La juge Charbonneau va devoir faire parvenir son rapport de mi-mandat au gouvernement québécois avant le 31 janvier. Ce dernier pourrait le rendre public assez rapidement par souci de transparence, estiment les experts.
Après avoir entendu plus d’une centaine de témoins depuis juin 2012 sur la collusion, la corruption et l’infiltration du crime organisé dans l’industrie de la construction, la commission a désormais la lourde tâche de proposer des solutions pour ne plus voir de tels scandales se reproduire.
«Le rapport intermédiaire va rester très général», prévient cependant Martine Valois, professeure de droit à l’Université de Montréal.
La commission évitera d’aller trop loin dans ses conclusions qu’elle gardera pour le rapport final attendu au printemps 2015, explique-t-elle, puisqu’il reste encore de longs mois d’audiences. «Elle doit prendre le temps de faire un tour d’horizon complet pour éviter des contestations judiciaires par la suite.»

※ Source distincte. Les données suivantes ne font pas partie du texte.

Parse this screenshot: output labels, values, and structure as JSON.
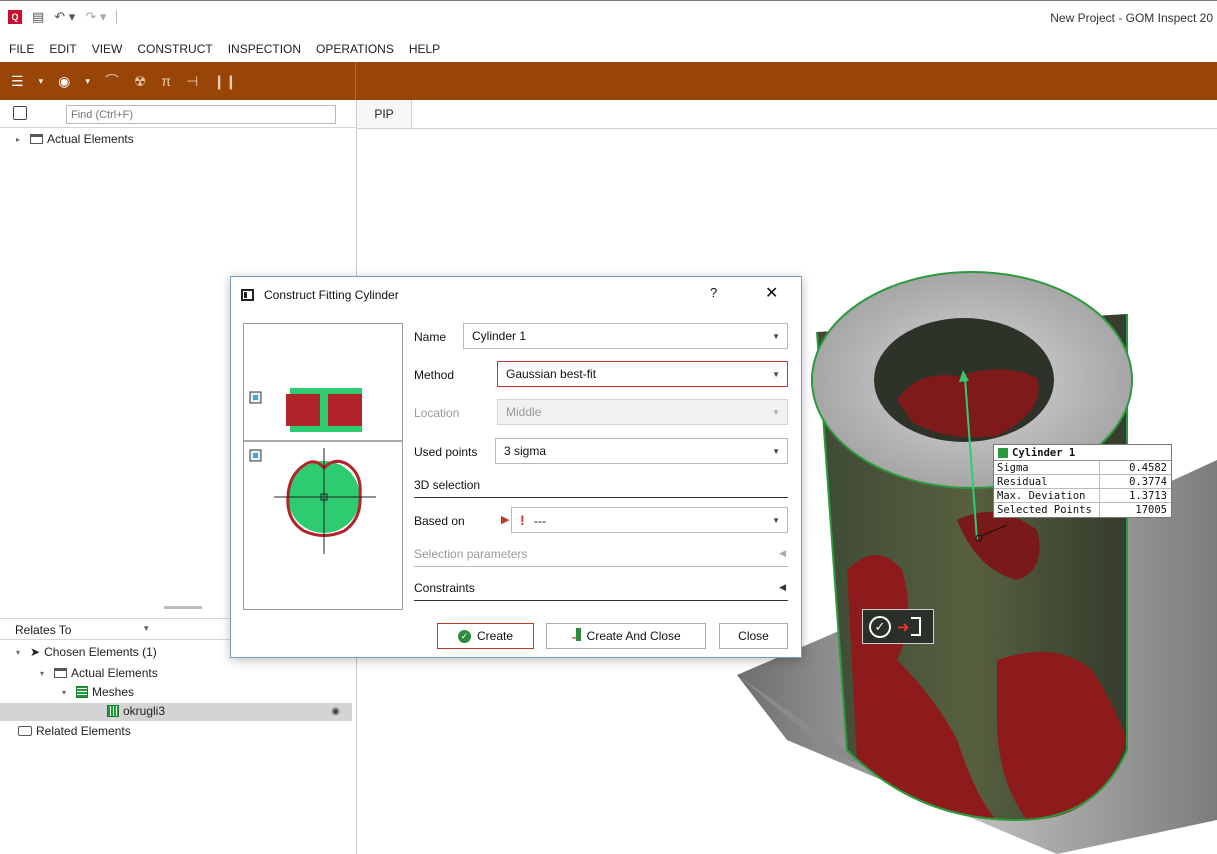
{
  "titlebar": {
    "window_title": "New Project - GOM Inspect 20",
    "app_logo": "Q"
  },
  "menubar": [
    "FILE",
    "EDIT",
    "VIEW",
    "CONSTRUCT",
    "INSPECTION",
    "OPERATIONS",
    "HELP"
  ],
  "left_panel": {
    "search_placeholder": "Find (Ctrl+F)",
    "tree_root": "Actual Elements",
    "relates_to": "Relates To",
    "chosen_elements": "Chosen Elements (1)",
    "actual_elements": "Actual Elements",
    "meshes": "Meshes",
    "mesh_item": "okrugli3",
    "related_elements": "Related Elements"
  },
  "viewport": {
    "tab": "PIP"
  },
  "dialog": {
    "title": "Construct Fitting Cylinder",
    "help": "?",
    "close": "✕",
    "name_label": "Name",
    "name_value": "Cylinder 1",
    "method_label": "Method",
    "method_value": "Gaussian best-fit",
    "location_label": "Location",
    "location_value": "Middle",
    "used_points_label": "Used points",
    "used_points_value": "3 sigma",
    "section_3d": "3D selection",
    "based_on_label": "Based on",
    "based_on_value": "---",
    "selection_parameters": "Selection parameters",
    "constraints": "Constraints",
    "btn_create": "Create",
    "btn_create_close": "Create And Close",
    "btn_close": "Close"
  },
  "info_box": {
    "title": "Cylinder 1",
    "rows": [
      {
        "key": "Sigma",
        "value": "0.4582"
      },
      {
        "key": "Residual",
        "value": "0.3774"
      },
      {
        "key": "Max. Deviation",
        "value": "1.3713"
      },
      {
        "key": "Selected Points",
        "value": "17005"
      }
    ]
  },
  "icons": {
    "toolbar": [
      "menu-icon",
      "construct-icon",
      "nominal-icon",
      "point-cloud-icon",
      "mesh-icon",
      "curve-icon",
      "spectrum-icon"
    ]
  },
  "colors": {
    "toolbar_bg": "#9a4508",
    "fit_green": "#2a9a3c",
    "deviation_red": "#8e1b1b"
  }
}
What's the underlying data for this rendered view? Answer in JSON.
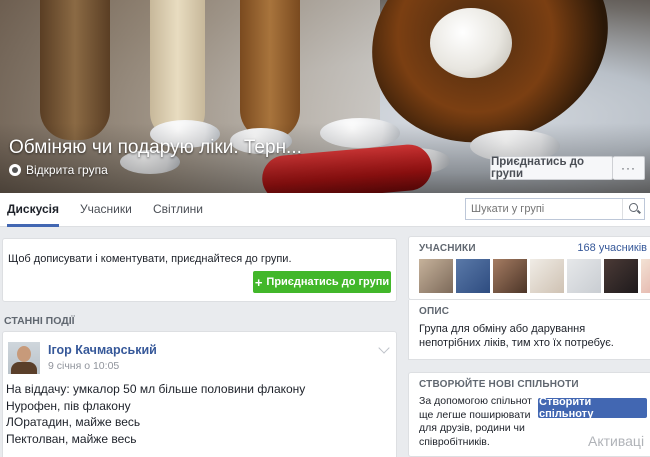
{
  "cover": {
    "title": "Обміняю чи подарую ліки. Терн...",
    "group_type": "Відкрита група",
    "join_label": "Приєднатись до групи",
    "more_label": "···"
  },
  "tabs": [
    {
      "label": "Дискусія",
      "active": true
    },
    {
      "label": "Учасники",
      "active": false
    },
    {
      "label": "Світлини",
      "active": false
    }
  ],
  "search": {
    "placeholder": "Шукати у групі"
  },
  "join_prompt": {
    "text": "Щоб дописувати і коментувати, приєднайтеся до групи.",
    "button_label": "Приєднатись до групи"
  },
  "recent_label": "СТАННІ ПОДІЇ",
  "post": {
    "author": "Ігор Качмарський",
    "date": "9 січня о 10:05",
    "lines": [
      "На віддачу: умкалор 50 мл більше половини флакону",
      "Нурофен, пів флакону",
      "ЛОратадин, майже весь",
      "Пектолван, майже весь"
    ]
  },
  "members": {
    "heading": "УЧАСНИКИ",
    "count": "168 учасників"
  },
  "about": {
    "heading": "ОПИС",
    "text": "Група для обміну або дарування непотрібних ліків, тим хто їх потребує."
  },
  "create": {
    "heading": "СТВОРЮЙТЕ НОВІ СПІЛЬНОТИ",
    "text": "За допомогою спільнот ще легше поширювати для друзів, родини чи співробітників.",
    "button_label": "Створити спільноту"
  },
  "watermark": "Активаці",
  "colors": {
    "brand_blue": "#4267b2",
    "join_green": "#42b72a",
    "link_blue": "#365899"
  }
}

La mafia pourrait, entre autres, occuper une place centrale dans ce rapport, estime son homologue de l’Université d’Ottawa, Charles-Maxime Panaccio. «On a dégagé plusieurs tableaux, reste à voir s’il y a un fil qui les relie tous ou en partie, comme le crime organisé», avance-t-il.
L’APPUI DES TRIBUNAUX
Les multiples recours – tous perdus – intentés par la Fédération des travailleurs du Québec (FTQ), cet automne, afin d’empêcher la commission d’utiliser des écoutes électroniques, ont par ailleurs montré que cette dernière bénéficiait d’un appui majeur de la part des tribunaux.
«Ils font preuve de retenue parce que la commission aborde des questions d’intérêt public majeures», souligne Me Simon Ruel, spécialiste des commissions d’enquête.
Toutefois les travaux effectués en 2013 ont leurs limites: «Il y a eu très peu de preuves positives, il serait temps de montrer aussi que les choses fonctionnent bien dans certains domaines.»
De plus, bien qu’incriminantes, les allégations ont mené à très peu de poursuites. «C’est un gros enjeu. Ça démontre les difficultés qu’ont les services policiers et la justice à conclure leurs enquêtes et à aboutir à des accusations.»
ESSOUFFLEMENT DE L’INTÉRÊT
La juge France Charbonneau et son équipe auront ainsi d’importants défis à relever en 2014, sans compter celui de continuer à susciter l’intérêt du public, estiment également les experts. Certains redoutent des redondances. «Beaucoup de thèmes se recoupent et reviennent. On peut craindre un certain essoufflement», avance Me Ruel.
Les procédures judiciaires en marge de la commission et les ordonnances de non-publication à répétition peuvent aussi donner l’impression que la commission fait du sur-place, estiment plusieurs spécialistes dans le domaine.